In this post, we present a method for detecting anomalous sounds in real environments such as factories. In such environments, it is known that reverberation and background noise are mixed in an observed sound signal, so the detection performance is degraded. To solve that problem, the detection method must have robustness against reverberation and background noise. To attain that robustness, two types of architecture are available: "modular architecture" or "end-to-end architecture." Modular architecture, which consists of front-end modules and back-end modules working independently, is suitable for anomalous sound detection. Front-end modules perform acoustic-signal-processing procedures such as "denoising," while the back-end modules perform classification. Although the end-to-end architecture, which is a deep neural network with a high representation power can be totally optimized by using training data, it is unsuitable for sound-monitoring systems as sufficient amount of training data cannot be obtained. In addition, assuring the quality of the end-to-end architecture is a more difficult process than that of assuring the quality of the modular architecture.

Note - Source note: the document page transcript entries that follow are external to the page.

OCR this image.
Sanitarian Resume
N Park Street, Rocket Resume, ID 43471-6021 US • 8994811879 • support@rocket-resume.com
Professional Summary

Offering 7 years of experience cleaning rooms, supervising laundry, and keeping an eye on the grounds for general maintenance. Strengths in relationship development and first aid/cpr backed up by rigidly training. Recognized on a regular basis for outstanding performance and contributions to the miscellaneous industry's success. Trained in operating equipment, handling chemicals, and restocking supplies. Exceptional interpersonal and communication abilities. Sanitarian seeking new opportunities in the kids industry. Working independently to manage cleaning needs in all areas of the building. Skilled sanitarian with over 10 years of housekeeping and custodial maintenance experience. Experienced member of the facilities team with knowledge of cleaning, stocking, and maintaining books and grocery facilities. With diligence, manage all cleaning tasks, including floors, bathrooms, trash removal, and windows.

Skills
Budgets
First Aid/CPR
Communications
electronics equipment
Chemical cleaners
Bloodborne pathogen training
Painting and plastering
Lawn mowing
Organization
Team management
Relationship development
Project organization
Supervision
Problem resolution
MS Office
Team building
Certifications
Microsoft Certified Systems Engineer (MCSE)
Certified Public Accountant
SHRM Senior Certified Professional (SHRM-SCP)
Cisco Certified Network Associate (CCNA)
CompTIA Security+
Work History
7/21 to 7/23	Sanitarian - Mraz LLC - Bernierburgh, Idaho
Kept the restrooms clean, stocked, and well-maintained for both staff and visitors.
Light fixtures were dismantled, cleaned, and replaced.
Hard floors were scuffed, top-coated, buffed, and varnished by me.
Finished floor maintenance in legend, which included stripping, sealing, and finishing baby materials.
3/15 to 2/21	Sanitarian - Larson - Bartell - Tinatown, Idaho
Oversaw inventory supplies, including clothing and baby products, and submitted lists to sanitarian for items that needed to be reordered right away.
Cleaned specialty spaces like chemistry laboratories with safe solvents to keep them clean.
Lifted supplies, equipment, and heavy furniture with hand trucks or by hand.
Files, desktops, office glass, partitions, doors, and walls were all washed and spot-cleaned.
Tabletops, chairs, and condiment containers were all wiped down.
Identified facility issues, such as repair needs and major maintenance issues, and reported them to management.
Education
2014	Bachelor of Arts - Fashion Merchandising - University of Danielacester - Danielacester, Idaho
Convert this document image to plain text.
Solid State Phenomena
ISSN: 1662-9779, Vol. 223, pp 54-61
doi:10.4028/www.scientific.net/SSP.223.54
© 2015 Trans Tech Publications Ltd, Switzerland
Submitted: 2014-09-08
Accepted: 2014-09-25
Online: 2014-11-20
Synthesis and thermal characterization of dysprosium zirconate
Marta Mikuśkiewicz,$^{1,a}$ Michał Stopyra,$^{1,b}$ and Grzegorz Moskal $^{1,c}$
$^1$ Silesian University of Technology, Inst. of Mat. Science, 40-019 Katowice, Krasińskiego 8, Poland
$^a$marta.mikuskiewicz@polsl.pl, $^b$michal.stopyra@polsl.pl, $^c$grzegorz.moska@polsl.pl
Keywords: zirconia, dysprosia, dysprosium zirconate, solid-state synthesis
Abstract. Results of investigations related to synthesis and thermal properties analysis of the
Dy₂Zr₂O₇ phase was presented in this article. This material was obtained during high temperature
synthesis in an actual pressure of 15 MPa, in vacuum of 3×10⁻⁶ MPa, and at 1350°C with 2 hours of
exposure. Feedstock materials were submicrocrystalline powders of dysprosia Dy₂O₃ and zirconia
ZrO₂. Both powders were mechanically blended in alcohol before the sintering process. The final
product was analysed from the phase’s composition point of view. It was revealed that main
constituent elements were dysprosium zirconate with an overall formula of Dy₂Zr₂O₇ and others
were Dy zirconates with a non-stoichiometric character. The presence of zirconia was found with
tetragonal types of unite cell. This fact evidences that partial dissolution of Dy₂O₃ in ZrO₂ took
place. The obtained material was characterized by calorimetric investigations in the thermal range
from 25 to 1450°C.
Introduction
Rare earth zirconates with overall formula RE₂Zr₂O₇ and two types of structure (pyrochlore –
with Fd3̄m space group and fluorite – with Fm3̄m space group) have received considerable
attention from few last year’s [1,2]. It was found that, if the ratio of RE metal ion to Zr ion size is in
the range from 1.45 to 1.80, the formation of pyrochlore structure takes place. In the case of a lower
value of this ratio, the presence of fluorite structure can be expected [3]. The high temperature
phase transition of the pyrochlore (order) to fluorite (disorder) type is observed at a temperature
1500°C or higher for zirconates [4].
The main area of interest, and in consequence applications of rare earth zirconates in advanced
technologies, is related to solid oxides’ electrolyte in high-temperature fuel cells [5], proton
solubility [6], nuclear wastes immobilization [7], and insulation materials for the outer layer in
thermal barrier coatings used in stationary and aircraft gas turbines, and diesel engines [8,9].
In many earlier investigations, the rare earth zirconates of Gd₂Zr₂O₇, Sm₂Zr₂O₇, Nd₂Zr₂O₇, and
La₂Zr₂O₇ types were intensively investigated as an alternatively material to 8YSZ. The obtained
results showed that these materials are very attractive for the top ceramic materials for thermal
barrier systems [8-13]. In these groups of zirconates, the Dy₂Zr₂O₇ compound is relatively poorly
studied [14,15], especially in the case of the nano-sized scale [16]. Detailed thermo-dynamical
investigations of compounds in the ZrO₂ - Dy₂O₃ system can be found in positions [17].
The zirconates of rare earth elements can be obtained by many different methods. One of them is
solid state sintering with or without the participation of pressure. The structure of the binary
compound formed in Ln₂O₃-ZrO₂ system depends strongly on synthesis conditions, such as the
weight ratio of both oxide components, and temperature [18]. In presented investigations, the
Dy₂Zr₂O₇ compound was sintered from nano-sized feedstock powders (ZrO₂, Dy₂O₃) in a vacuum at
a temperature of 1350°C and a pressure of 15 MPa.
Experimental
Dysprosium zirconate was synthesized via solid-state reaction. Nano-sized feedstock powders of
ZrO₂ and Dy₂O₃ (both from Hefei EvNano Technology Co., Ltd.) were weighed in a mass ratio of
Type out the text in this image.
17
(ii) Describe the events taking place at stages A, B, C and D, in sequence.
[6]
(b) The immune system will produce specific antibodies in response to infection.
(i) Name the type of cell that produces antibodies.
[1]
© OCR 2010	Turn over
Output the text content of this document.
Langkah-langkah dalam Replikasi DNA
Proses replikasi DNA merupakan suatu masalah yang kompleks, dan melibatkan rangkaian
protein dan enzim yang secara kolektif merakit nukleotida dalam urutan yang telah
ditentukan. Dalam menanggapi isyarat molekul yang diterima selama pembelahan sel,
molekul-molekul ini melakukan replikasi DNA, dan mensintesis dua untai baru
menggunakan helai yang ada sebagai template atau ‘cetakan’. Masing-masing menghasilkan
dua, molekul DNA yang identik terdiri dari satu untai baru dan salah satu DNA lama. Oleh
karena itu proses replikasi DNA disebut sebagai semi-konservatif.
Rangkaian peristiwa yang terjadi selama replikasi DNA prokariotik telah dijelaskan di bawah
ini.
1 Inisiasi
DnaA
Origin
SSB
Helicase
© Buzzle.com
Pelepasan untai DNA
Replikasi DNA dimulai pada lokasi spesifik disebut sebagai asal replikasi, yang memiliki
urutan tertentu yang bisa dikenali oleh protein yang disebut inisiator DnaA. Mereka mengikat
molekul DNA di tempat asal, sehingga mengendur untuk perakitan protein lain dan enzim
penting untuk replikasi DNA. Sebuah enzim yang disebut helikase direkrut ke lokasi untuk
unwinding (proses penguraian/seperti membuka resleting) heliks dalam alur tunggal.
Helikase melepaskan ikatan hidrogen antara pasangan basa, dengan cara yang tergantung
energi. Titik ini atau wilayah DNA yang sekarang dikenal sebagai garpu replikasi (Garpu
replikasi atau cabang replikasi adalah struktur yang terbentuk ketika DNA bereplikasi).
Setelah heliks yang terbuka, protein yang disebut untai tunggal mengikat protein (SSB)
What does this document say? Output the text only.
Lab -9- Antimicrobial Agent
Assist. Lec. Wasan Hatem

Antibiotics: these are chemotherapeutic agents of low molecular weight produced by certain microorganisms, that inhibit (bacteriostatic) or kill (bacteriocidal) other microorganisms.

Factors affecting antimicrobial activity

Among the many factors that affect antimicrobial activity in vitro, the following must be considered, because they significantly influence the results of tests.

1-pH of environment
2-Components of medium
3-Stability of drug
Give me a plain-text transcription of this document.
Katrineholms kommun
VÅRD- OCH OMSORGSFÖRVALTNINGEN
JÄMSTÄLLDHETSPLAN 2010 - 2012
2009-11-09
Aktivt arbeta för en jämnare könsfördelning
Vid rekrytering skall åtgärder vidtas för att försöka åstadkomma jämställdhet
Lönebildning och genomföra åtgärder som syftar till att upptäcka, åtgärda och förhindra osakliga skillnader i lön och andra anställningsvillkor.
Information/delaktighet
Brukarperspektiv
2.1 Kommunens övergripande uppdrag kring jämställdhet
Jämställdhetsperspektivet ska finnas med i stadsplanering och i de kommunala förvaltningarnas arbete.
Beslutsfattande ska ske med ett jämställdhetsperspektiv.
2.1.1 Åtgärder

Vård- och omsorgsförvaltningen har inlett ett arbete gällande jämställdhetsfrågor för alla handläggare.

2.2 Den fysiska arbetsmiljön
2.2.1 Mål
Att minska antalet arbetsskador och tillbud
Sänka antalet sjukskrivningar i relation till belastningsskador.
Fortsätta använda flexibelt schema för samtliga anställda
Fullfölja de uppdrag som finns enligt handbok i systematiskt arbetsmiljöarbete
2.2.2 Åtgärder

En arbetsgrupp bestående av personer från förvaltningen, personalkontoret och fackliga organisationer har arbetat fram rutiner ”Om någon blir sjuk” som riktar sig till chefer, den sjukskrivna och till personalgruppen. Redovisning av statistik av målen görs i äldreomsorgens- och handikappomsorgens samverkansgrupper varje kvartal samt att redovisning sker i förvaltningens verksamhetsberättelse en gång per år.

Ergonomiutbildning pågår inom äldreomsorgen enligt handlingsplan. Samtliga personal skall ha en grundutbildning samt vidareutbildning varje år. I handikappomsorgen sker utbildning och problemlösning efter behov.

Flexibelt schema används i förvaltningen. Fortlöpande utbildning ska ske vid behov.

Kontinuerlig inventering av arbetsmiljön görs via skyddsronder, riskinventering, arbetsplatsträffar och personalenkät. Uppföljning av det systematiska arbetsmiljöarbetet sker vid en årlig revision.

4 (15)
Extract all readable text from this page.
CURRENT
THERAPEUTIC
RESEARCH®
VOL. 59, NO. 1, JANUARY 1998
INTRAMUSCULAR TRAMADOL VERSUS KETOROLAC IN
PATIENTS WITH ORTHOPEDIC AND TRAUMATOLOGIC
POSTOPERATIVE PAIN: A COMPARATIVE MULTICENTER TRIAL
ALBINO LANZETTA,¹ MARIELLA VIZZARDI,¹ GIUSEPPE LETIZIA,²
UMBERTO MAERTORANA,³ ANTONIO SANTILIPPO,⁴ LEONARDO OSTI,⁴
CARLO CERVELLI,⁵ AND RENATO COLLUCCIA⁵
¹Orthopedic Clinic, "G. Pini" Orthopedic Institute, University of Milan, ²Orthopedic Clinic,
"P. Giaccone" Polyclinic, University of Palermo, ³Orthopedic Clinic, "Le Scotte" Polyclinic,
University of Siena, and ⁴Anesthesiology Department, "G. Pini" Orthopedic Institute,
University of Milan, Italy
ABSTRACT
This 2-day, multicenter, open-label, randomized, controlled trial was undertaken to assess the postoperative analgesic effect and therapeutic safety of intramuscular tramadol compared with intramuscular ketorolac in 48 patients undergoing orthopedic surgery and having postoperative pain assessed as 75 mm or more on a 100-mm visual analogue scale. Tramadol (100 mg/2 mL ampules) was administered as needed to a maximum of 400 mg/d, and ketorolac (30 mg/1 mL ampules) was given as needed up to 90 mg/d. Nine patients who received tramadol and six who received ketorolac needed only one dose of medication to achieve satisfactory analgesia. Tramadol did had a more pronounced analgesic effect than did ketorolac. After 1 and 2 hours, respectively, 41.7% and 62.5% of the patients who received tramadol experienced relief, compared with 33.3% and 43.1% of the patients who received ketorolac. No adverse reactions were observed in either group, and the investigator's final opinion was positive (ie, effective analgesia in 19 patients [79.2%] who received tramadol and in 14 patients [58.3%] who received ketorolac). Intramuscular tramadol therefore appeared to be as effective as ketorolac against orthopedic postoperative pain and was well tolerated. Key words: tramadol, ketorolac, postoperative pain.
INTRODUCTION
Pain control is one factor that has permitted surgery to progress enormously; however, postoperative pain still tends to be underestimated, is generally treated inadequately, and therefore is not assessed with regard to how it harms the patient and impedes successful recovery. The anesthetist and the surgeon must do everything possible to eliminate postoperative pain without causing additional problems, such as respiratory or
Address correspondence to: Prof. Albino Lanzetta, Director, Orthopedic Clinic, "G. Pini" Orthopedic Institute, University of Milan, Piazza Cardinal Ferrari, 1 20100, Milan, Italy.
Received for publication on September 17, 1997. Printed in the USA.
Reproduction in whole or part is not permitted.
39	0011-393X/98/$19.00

To solve the problem of reverberation and background noise, our proposed architecture applies a front-end ensemble consisting of a blind-dereverberation (BD) algorithm and anomalous-sound-extraction (ASE) algorithms (See Figure 1). It can be expected that a dereverberation algorithm and a denoising algorithm can improve the detection performance. However, any algorithm has pros and cons, so it is impossible to choose the "best" front-end algorithm. Thus, as for our method, we applied an ensemble of multiple front-end algorithms. The BD algorithm proposed by Togami et al. *1 , which is suitable for unknown anomalous sounds, is used because it does not rely on training. In addition, multiple ASE algorithms based on non-negative matrix factorization (NMF) *2 , non-negative matrix underapproximation (NMU) *3 , and non-negative novelty extraction (NNE) *4 are used in parallel, and these algorithms complement each other.
We experimentally evaluated the improvement by applying the proposed method in anomaly detection for automated machines repeating a series of work (See Figure 2). Table 1 lists the "area under the curve" (AUC) for each autoencoder and each ensemble. In the table, each label from (A) to (H) corresponds to autoencoders in Figure 1. Comparing "w/o BD" with "w/ BD" in Table 1 reveals that BD improves the performance of anomalous sound detection. Moreover, comparing "w/o ASE" with the other ASEs in Table 1 reveals that the ASE algorithms also improve the performance of anomalous sound detection. In addition, when input SNR is -10 dB or -15 dB, the AUCs of the proposed ensemble are higher than those of the best combination of BD and ASE, whereas those of the ensembles (A)-(H), (E)-(H), and (B)-(D) are relatively low. These results indicate that the front-end algorithms in the proposed ensemble complement each other in noisy cases.
Our results indicated that the proposed method consisting of the BD algorithm, ASE algorithms, and ensemble architecture, significantly improves detection performance and solves the problem of reverberation and background noise. Therefore, the proposed method, namely, an ensemble of dereverberation and anomalous sound extraction, is promising for making anomalous sound detection more practical.
*1 M. Togami, Y. Kawaguchi, R. Takeda, Y. Obuchi, and N. Nukaga, "Optimized speech dereverberation from probabilistic perspective for time varying acoustic transfer function," IEEE/ACM Transactions on Audio, Speech, and Language Processing, vol. 21, no. 7, pp. 1369–1380, July 2013.
*2 D.D. Lee and H.S. Seung, "Learning the parts of objects with nonnegative matrix factorization," Nature, vol. 401, no. 6755, pp. 788–791, Nov. 1999.
*3 M. Tepper and G. Sapiro, "Nonnegative matrix underapproximation for robust multiple model fitting," in Proc. IEEE Conference on Computer Vision and Pattern Recognition (CVPR), Nov. 2017, pp. 655–663.
*4 Y. Kawaguchi, T. Endo, K. Ichige, and K. Hamada, "Non-negative novelty extraction: A new non-negativity constraint for NMF," in Proc. International Workshop on Acoustic Signal Enhancement (IWAENC), Sept. 2018, pp. 256–260.